Second Test Great Britain 28 Australia 7
Third Test played at the SCG.
Great Britain 21 beat Australia 17.
Arthur would often attend Wests functions such as the Pratten Park Magpies Reunion,
Wests Heritage Nights and was always happy to chat and have his photo taken.
Arthur and Peter Dimond.
Arthur with the Magpie.
Arthur with Steven Lalich at a Wests Heritage Night.
Thanks also to Steven for the use of photos from his private collection.
A few words from Roy Masters about Arthur Summons.
Always understated, the little Western Suburbs half-back nicknamed ‘Stumpy’, acknowledged he was in fact only one third of the trophy, given the mountainous height of St George’s captain, “Sticks” Provan.
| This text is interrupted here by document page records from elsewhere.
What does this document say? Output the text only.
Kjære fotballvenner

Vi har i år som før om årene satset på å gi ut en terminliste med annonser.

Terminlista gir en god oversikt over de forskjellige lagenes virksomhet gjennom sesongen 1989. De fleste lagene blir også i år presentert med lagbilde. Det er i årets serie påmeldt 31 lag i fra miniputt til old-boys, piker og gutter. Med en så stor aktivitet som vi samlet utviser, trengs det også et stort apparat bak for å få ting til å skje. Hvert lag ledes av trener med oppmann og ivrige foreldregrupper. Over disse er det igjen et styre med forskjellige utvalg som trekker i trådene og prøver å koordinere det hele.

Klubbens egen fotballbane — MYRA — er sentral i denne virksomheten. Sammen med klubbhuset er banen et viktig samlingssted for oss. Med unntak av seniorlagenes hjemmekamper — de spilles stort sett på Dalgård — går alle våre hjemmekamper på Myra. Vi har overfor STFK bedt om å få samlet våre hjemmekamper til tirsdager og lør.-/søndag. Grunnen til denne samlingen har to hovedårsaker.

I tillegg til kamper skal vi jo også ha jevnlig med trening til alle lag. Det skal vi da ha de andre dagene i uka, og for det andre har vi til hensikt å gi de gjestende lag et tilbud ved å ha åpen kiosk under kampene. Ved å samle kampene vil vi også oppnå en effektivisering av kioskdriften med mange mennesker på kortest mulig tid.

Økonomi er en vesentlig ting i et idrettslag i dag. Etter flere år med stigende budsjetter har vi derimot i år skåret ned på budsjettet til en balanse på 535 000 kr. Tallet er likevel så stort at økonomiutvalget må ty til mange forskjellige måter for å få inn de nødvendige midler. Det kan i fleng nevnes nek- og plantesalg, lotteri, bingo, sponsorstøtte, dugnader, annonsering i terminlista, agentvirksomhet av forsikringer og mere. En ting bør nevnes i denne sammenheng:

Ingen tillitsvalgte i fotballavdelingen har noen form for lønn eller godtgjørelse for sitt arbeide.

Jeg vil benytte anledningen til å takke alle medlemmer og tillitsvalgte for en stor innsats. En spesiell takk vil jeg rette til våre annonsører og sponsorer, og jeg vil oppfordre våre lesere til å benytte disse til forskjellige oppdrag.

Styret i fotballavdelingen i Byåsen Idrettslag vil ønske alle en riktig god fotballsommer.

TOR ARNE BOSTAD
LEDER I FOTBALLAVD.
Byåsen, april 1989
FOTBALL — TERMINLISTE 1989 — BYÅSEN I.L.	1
Yet Summons was a giant in the game, coaching Australia to success over Great Britain on the 1963-64 Kangaroo tour, the first time the national rugby league team had beaten the old enemy in 52 years.
Summons’ success signalled the end of captain-coaches, although Graeme Langlands led the Dragons to an infamous grand final in 1975 and Bob Fulton held the dual role at the Roosters in 1979. But in 1963, when Summons, who was selected on the tour as captain-coach, suffered a leg injury, he opted to concentrate on coaching the team.
Given the deep rivalry between Sydney’s teams in an era when most players were one-club men, an off-field coach was a more accommodating option on a three-month Kangaroo tour. In any case, Summons was a master tactician and, free of the stresses of playing, helped craft the strategies to defeat the Lions.
The passage below is from A Centenary of Rugby League 1908-2008, Ian Heads & David Middelton. “The 100 Greatest”
“Articulate & passionate, Arthur Summons was an outstanding leader. He captained Australia on five occasions in Tests & won the lot, most famously of all the final game of the 1962 Ashes battle in which he scored a dazzling 60 metre try. He was a gutsy, intelligent & quick-footed player, beautifully equipped to steer his team around the park. When leg injuries forced him out of Sydney football in 1964, Arthur moved to Wagga Wagga where he continued to ‘put in’ for rugby league season after season. As well, he would return inevitably for each Sydney grand final, where he & Norm Provan, his fellow gladiator, were always in demand at countless functions.”